If the Acme Company were located in New York instead of California, Wilma would be entitled to guaranteed time off for baby bonding and partial wage replacement under NYPFL.  On the other hand, New York does not have an equivalent to California’s PDL.  Unlike in California, the Acme Company in New York would not have been required to hold open Wilma’s job for the three and a half months she was disabled due to pregnancy and childbirth.  Acme Company might have decided that it could not function without a controller for more than three months and lawfully terminated Wilma’s employment before the baby was born.

Conclusion

The patchwork of leave laws throughout the country creates many traps for the unwary.  Employers of all sizes in all states are well-served by ensuring that HR professionals and supervisors are trained and sensitive to the issues.  It is also crucial to stay abreast of the quickly expanding universe of laws and to consider ways of mitigating the compliance burden, such as adopting uniform company policies in all locations.


[1] 29 U.S.C. § 2601 et seq.

[2] Cal. Code Regs., tit.2, § 11042

[3] See e.g., the Uniformed Services Employment and Reemployment Rights Act (USERRA), 38 U.S.C. § 4301 et seq.; FMLA, 29 U.S.C. §§2612(a)(1)(E), 2612(a)(3); Cal. Military & Vet. Code § 395.10.

[4] California Labor Code §§ 230-230.8.

[5] 42 U.S.C. § 12101; see also, e.g., California Fair Employment and Housing Act, Cal. Gov. Code § 12940; New York State Human Rights Law, Article 15, § 290 et seq.

[6] Healthy Workplaces, Healthy Families Act of 2014, Cal. Labor Code §245 et seq.; Berkeley Paid Sick Leave Ordinance, Berkeley Municipal Code, Ch. 13.100; Emeryville Minimum Wage and Paid Sick Leave Ordinance, § 5-37.03; Los Angeles Minimum Wage Ordinance, §187.04; Oakland Paid Sick Leave ordinance, Oakland Code of Ordinances, § 5.92.030; San Diego Earned Sick Leave and Minimum Wage Ordinance, San Diego Municipal Code § 39.0101; San Francisco Paid Sick Leave Ordinance, San Francisco Administrative Code Ch. 12W; Santa Monica Minimum Wage Ordinance, Santa Monica Municipal Code Ch. 4.62.

[7] New York City Earned Sick and Safe Time Act, N.Y.C. Admin.
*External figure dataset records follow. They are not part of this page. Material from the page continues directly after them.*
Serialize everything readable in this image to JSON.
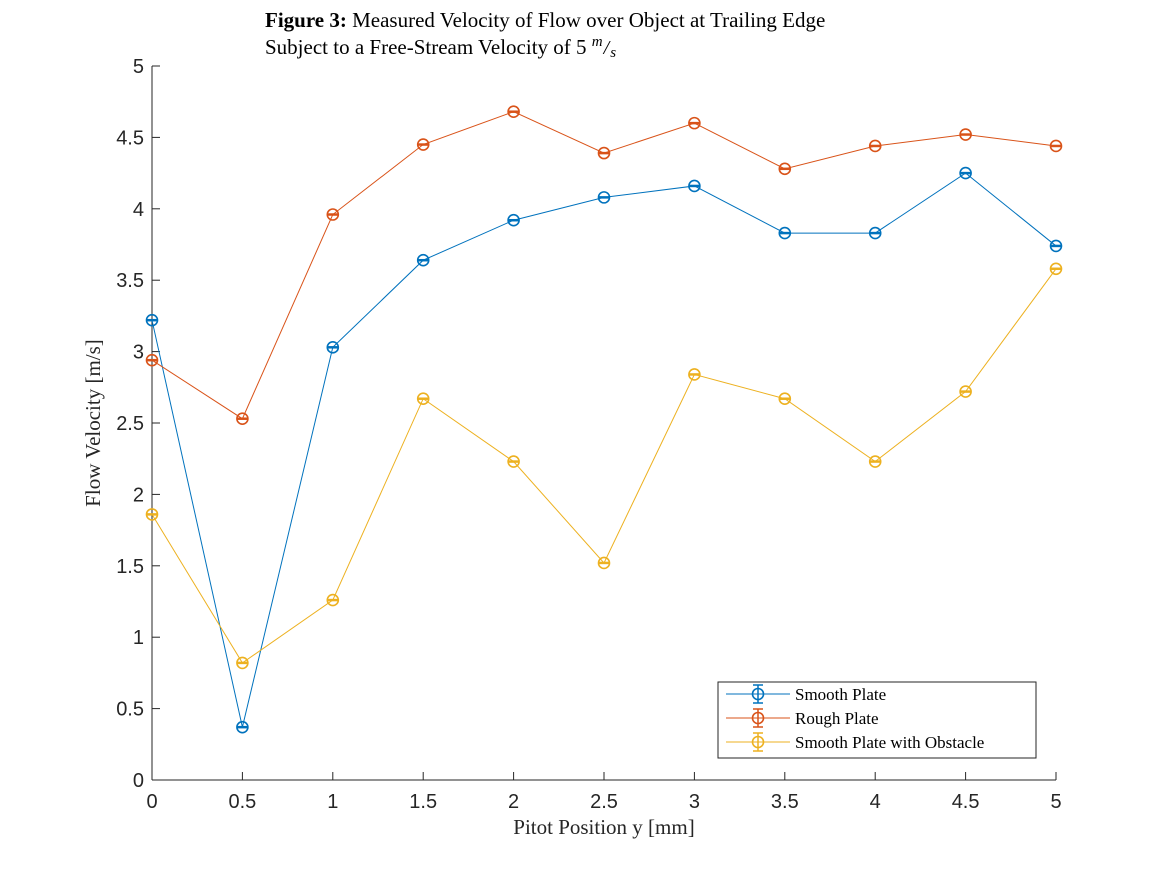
{
  "figure": {
    "title_bold": "Figure 3:",
    "title_rest": "Measured Velocity of Flow over Object at Trailing Edge",
    "subtitle": "Subject to a Free-Stream Velocity of 5",
    "subtitle_unit_num": "m",
    "subtitle_unit_den": "s"
  },
  "chart_data": {
    "type": "line",
    "xlabel": "Pitot Position y [mm]",
    "ylabel": "Flow Velocity [m/s]",
    "xlim": [
      0,
      5
    ],
    "ylim": [
      0,
      5
    ],
    "xticks": [
      "0",
      "0.5",
      "1",
      "1.5",
      "2",
      "2.5",
      "3",
      "3.5",
      "4",
      "4.5",
      "5"
    ],
    "yticks": [
      "0",
      "0.5",
      "1",
      "1.5",
      "2",
      "2.5",
      "3",
      "3.5",
      "4",
      "4.5",
      "5"
    ],
    "grid": false,
    "legend_position": "bottom-right",
    "marker": "circle",
    "error_bars": true,
    "x": [
      0,
      0.5,
      1,
      1.5,
      2,
      2.5,
      3,
      3.5,
      4,
      4.5,
      5
    ],
    "series": [
      {
        "name": "Smooth Plate",
        "color": "#0072BD",
        "values": [
          3.22,
          0.37,
          3.03,
          3.64,
          3.92,
          4.08,
          4.16,
          3.83,
          3.83,
          4.25,
          3.74
        ]
      },
      {
        "name": "Rough Plate",
        "color": "#D95319",
        "values": [
          2.94,
          2.53,
          3.96,
          4.45,
          4.68,
          4.39,
          4.6,
          4.28,
          4.44,
          4.52,
          4.44
        ]
      },
      {
        "name": "Smooth Plate with Obstacle",
        "color": "#EDB120",
        "values": [
          1.86,
          0.82,
          1.26,
          2.67,
          2.23,
          1.52,
          2.84,
          2.67,
          2.23,
          2.72,
          3.58
        ]
      }
    ]
  }
}
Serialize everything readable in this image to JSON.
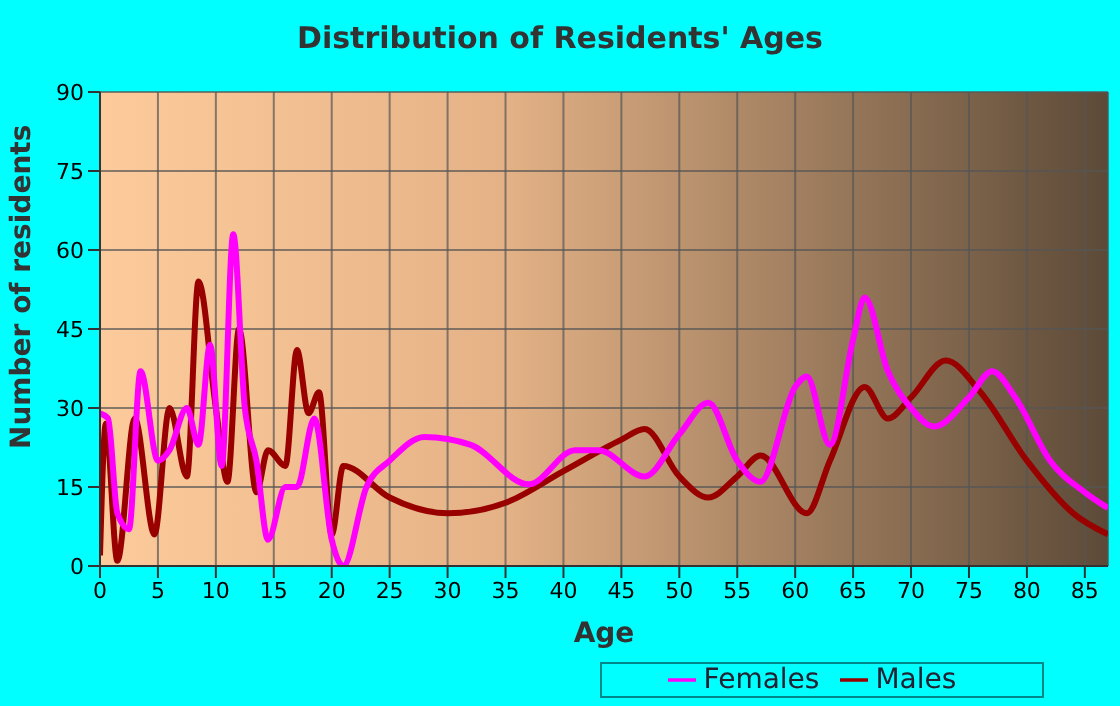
{
  "chart_data": {
    "type": "line",
    "title": "Distribution of Residents' Ages",
    "xlabel": "Age",
    "ylabel": "Number of residents",
    "xlim": [
      0,
      87
    ],
    "xticks": [
      0,
      5,
      10,
      15,
      20,
      25,
      30,
      35,
      40,
      45,
      50,
      55,
      60,
      65,
      70,
      75,
      80,
      85
    ],
    "ylim": [
      0,
      90
    ],
    "yticks": [
      0,
      15,
      30,
      45,
      60,
      75,
      90
    ],
    "grid": true,
    "legend": "bottom",
    "marker": "none",
    "line_style": "solid",
    "series": [
      {
        "name": "Males",
        "color": "#990000",
        "x": [
          0,
          0.5,
          1.5,
          3,
          4.7,
          6,
          7.5,
          8.5,
          10,
          11,
          12,
          13.5,
          14.5,
          16,
          17,
          18,
          18.9,
          20,
          21,
          25,
          30,
          35,
          40,
          45,
          47,
          50,
          52.5,
          55,
          57,
          61,
          63,
          66,
          68,
          70,
          73,
          76,
          80,
          84,
          87
        ],
        "values": [
          2,
          27,
          1,
          28,
          6,
          30,
          17,
          54,
          30,
          16,
          45,
          14,
          22,
          19,
          41,
          29,
          33,
          6,
          19,
          13,
          10,
          12,
          18,
          24,
          26,
          17,
          13,
          17,
          21,
          10,
          20,
          34,
          28,
          32,
          39,
          33,
          20,
          10,
          6
        ]
      },
      {
        "name": "Females",
        "color": "#ff00ff",
        "x": [
          0,
          0.7,
          1.5,
          2.5,
          3.5,
          5,
          6,
          7.5,
          8.5,
          9.5,
          10.5,
          11.5,
          12.5,
          13.5,
          14.5,
          16,
          17,
          18.5,
          20,
          21,
          23,
          25,
          28,
          32,
          37,
          41,
          43,
          47,
          50,
          52.5,
          55,
          57,
          60,
          61,
          63,
          65,
          66,
          68,
          70,
          72,
          75,
          77,
          79,
          82,
          85,
          87
        ],
        "values": [
          29,
          28,
          10,
          7,
          37,
          20,
          22,
          30,
          23,
          42,
          19,
          63,
          30,
          20,
          5,
          15,
          15,
          28,
          5,
          0,
          15,
          20,
          24.5,
          23,
          15.5,
          22,
          22,
          17,
          25,
          31,
          20,
          16,
          34,
          36,
          23,
          43,
          51,
          37,
          30,
          26.5,
          32,
          37,
          32,
          20,
          14,
          11
        ]
      }
    ]
  }
}
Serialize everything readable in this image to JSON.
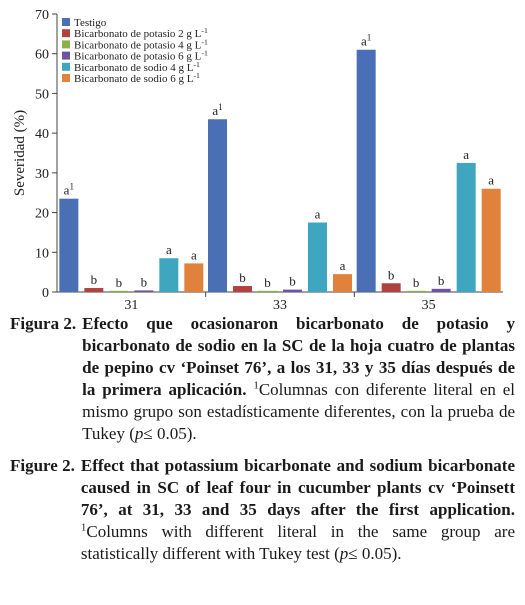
{
  "chart_data": {
    "type": "bar",
    "ylabel": "Severidad (%)",
    "ylim": [
      0,
      70
    ],
    "yticks": [
      0,
      10,
      20,
      30,
      40,
      50,
      60,
      70
    ],
    "categories": [
      "31",
      "33",
      "35"
    ],
    "legend_position": "top-left",
    "series": [
      {
        "name": "Testigo",
        "color": "#4a6fb5",
        "values": [
          23.5,
          43.5,
          61
        ],
        "labels": [
          "a1",
          "a1",
          "a1"
        ]
      },
      {
        "name": "Bicarbonato de potasio 2 g L-1",
        "color": "#b0433f",
        "values": [
          1,
          1.5,
          2.2
        ],
        "labels": [
          "b",
          "b",
          "b"
        ]
      },
      {
        "name": "Bicarbonato de potasio 4 g L-1",
        "color": "#8db04a",
        "values": [
          0.3,
          0.3,
          0.3
        ],
        "labels": [
          "b",
          "b",
          "b"
        ]
      },
      {
        "name": "Bicarbonato de potasio 6 g L-1",
        "color": "#6e53a3",
        "values": [
          0.4,
          0.6,
          0.8
        ],
        "labels": [
          "b",
          "b",
          "b"
        ]
      },
      {
        "name": "Bicarbonato de sodio  4 g L-1",
        "color": "#3ea6bf",
        "values": [
          8.5,
          17.5,
          32.5
        ],
        "labels": [
          "a",
          "a",
          "a"
        ]
      },
      {
        "name": "Bicarbonato de sodio 6 g L-1",
        "color": "#e0823c",
        "values": [
          7.2,
          4.5,
          26
        ],
        "labels": [
          "a",
          "a",
          "a"
        ]
      }
    ]
  },
  "caption_es": {
    "label": "Figura 2.",
    "bold_text": "Efecto que ocasionaron bicarbonato de potasio y bicarbonato de sodio en la SC de la hoja cuatro de plantas de pepino cv ‘Poinset 76’, a los 31, 33 y 35 días después de la primera aplicación.",
    "sup": "1",
    "text_a": "Columnas con diferente literal en el mismo grupo son estadísticamente diferentes, con la prueba de Tukey (",
    "p": "p",
    "text_b": "≤ 0.05)."
  },
  "caption_en": {
    "label": "Figure 2.",
    "bold_text": "Effect that potassium bicarbonate and sodium bicarbonate caused in SC of leaf four in cucumber plants cv ‘Poinsett 76’, at 31, 33 and 35 days after the first application.",
    "sup": "1",
    "text_a": "Columns with different literal in the same group are statistically different with Tukey test (",
    "p": "p",
    "text_b": "≤ 0.05)."
  }
}
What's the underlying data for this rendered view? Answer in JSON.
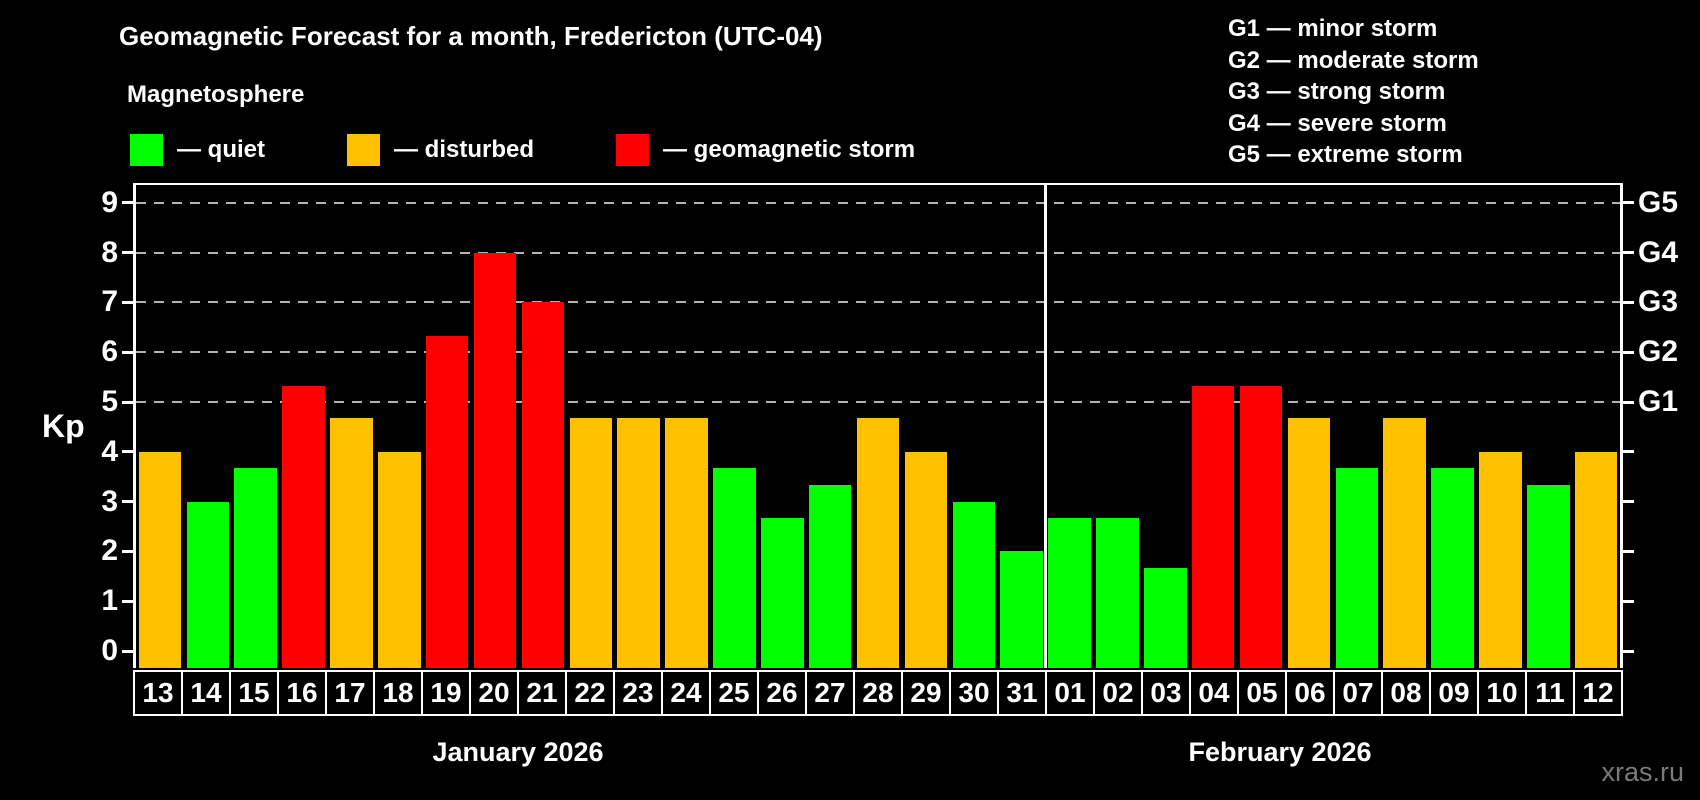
{
  "title": "Geomagnetic Forecast for a month, Fredericton (UTC-04)",
  "subtitle": "Magnetosphere",
  "legend": {
    "items": [
      {
        "key": "quiet",
        "label": "— quiet",
        "color": "#00ff00"
      },
      {
        "key": "disturbed",
        "label": "— disturbed",
        "color": "#ffc000"
      },
      {
        "key": "storm",
        "label": "— geomagnetic storm",
        "color": "#ff0000"
      }
    ]
  },
  "g_scale_legend": [
    "G1 — minor storm",
    "G2 — moderate storm",
    "G3 — strong storm",
    "G4 — severe storm",
    "G5 — extreme storm"
  ],
  "axes": {
    "y_label": "Kp",
    "y_ticks": [
      0,
      1,
      2,
      3,
      4,
      5,
      6,
      7,
      8,
      9
    ],
    "gridline_values": [
      5,
      6,
      7,
      8,
      9
    ],
    "right_axis_labels": [
      {
        "value": 5,
        "label": "G1"
      },
      {
        "value": 6,
        "label": "G2"
      },
      {
        "value": 7,
        "label": "G3"
      },
      {
        "value": 8,
        "label": "G4"
      },
      {
        "value": 9,
        "label": "G5"
      }
    ]
  },
  "months": [
    {
      "label": "January 2026",
      "days": 19
    },
    {
      "label": "February 2026",
      "days": 12
    }
  ],
  "watermark": "xras.ru",
  "chart_data": {
    "type": "bar",
    "title": "Geomagnetic Forecast for a month, Fredericton (UTC-04)",
    "xlabel": "",
    "ylabel": "Kp",
    "ylim": [
      0,
      9.6
    ],
    "grid": "horizontal dashed lines at Kp 5,6,7,8,9 (G1–G5)",
    "legend_position": "top-left",
    "colors": {
      "quiet": "#00ff00",
      "disturbed": "#ffc000",
      "storm": "#ff0000"
    },
    "categories": [
      "13",
      "14",
      "15",
      "16",
      "17",
      "18",
      "19",
      "20",
      "21",
      "22",
      "23",
      "24",
      "25",
      "26",
      "27",
      "28",
      "29",
      "30",
      "31",
      "01",
      "02",
      "03",
      "04",
      "05",
      "06",
      "07",
      "08",
      "09",
      "10",
      "11",
      "12"
    ],
    "values": [
      4.0,
      3.0,
      3.67,
      5.33,
      4.67,
      4.0,
      6.33,
      8.0,
      7.0,
      4.67,
      4.67,
      4.67,
      3.67,
      2.67,
      3.33,
      4.67,
      4.0,
      3.0,
      2.0,
      2.67,
      2.67,
      1.67,
      5.33,
      5.33,
      4.67,
      3.67,
      4.67,
      3.67,
      4.0,
      3.33,
      4.0
    ],
    "statuses": [
      "disturbed",
      "quiet",
      "quiet",
      "storm",
      "disturbed",
      "disturbed",
      "storm",
      "storm",
      "storm",
      "disturbed",
      "disturbed",
      "disturbed",
      "quiet",
      "quiet",
      "quiet",
      "disturbed",
      "disturbed",
      "quiet",
      "quiet",
      "quiet",
      "quiet",
      "quiet",
      "storm",
      "storm",
      "disturbed",
      "quiet",
      "disturbed",
      "quiet",
      "disturbed",
      "quiet",
      "disturbed"
    ]
  }
}
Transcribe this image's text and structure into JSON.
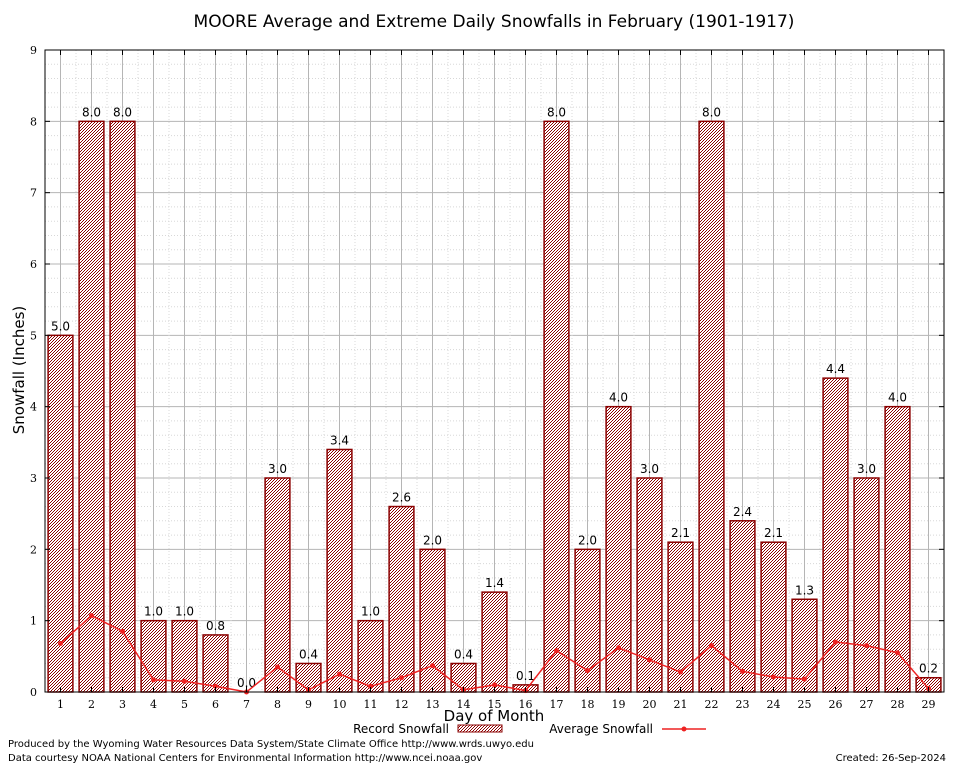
{
  "chart_data": {
    "type": "bar",
    "title": "MOORE Average and Extreme Daily Snowfalls in February (1901-1917)",
    "xlabel": "Day of Month",
    "ylabel": "Snowfall (Inches)",
    "ylim": [
      0,
      9
    ],
    "yticks": [
      "0",
      "1",
      "2",
      "3",
      "4",
      "5",
      "6",
      "7",
      "8",
      "9"
    ],
    "categories": [
      "1",
      "2",
      "3",
      "4",
      "5",
      "6",
      "7",
      "8",
      "9",
      "10",
      "11",
      "12",
      "13",
      "14",
      "15",
      "16",
      "17",
      "18",
      "19",
      "20",
      "21",
      "22",
      "23",
      "24",
      "25",
      "26",
      "27",
      "28",
      "29"
    ],
    "series": [
      {
        "name": "Record Snowfall",
        "kind": "bar",
        "color": "#8b0000",
        "values": [
          5.0,
          8.0,
          8.0,
          1.0,
          1.0,
          0.8,
          0.0,
          3.0,
          0.4,
          3.4,
          1.0,
          2.6,
          2.0,
          0.4,
          1.4,
          0.1,
          8.0,
          2.0,
          4.0,
          3.0,
          2.1,
          8.0,
          2.4,
          2.1,
          1.3,
          4.4,
          3.0,
          4.0,
          0.2
        ],
        "labels": [
          "5.0",
          "8.0",
          "8.0",
          "1.0",
          "1.0",
          "0.8",
          "0.0",
          "3.0",
          "0.4",
          "3.4",
          "1.0",
          "2.6",
          "2.0",
          "0.4",
          "1.4",
          "0.1",
          "8.0",
          "2.0",
          "4.0",
          "3.0",
          "2.1",
          "8.0",
          "2.4",
          "2.1",
          "1.3",
          "4.4",
          "3.0",
          "4.0",
          "0.2"
        ]
      },
      {
        "name": "Average Snowfall",
        "kind": "line",
        "color": "#ee2222",
        "values": [
          0.68,
          1.07,
          0.85,
          0.17,
          0.15,
          0.08,
          0.0,
          0.35,
          0.03,
          0.25,
          0.08,
          0.2,
          0.37,
          0.03,
          0.1,
          0.02,
          0.58,
          0.3,
          0.62,
          0.45,
          0.28,
          0.65,
          0.29,
          0.21,
          0.18,
          0.7,
          0.65,
          0.55,
          0.05
        ]
      }
    ],
    "legend": [
      "Record Snowfall",
      "Average Snowfall"
    ],
    "grid": true
  },
  "footer": {
    "producer": "Produced by the Wyoming Water Resources Data System/State Climate Office http://www.wrds.uwyo.edu",
    "courtesy": "Data courtesy NOAA National Centers for Environmental Information http://www.ncei.noaa.gov",
    "created": "Created:  26-Sep-2024"
  }
}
Code §§ 20-911 to 20-924.

[8] New Jersey Earned Sick Leave, N.J.S.A. 34:11D-1.

[9] California Family Rights Act (CFRA), Cal. Gov. Code § 12945.2

[10] California New Parent Leave Act (NPLA), Cal. Gov. Code § 12945.6.

[11] New York Paid Family Leave Benefits Law, final regulations, tit. 12 N.Y.C.C.R. Part 380 et seq.

[12] New Jersey Family Leave Act, N.J.S.A. 34:11B-16

[13] Tennessee Maternity Leave Act, Tenn. Code Ann. 4-21-408.

[14] Cal. Unemp. Ins. Code § 3300 et seq.

[15] To complicate things a bit more, employers in San Francisco with 20 or more employees must supplement employees’ PFL by the amount needed to true up the employee to 100% of his or her regular salary.  See San Francisco Paid Parental Leave Ordinance, San Francisco Police Code 33H (2016).

[16] Cal. Unemp. Ins. Code § 2601 et seq.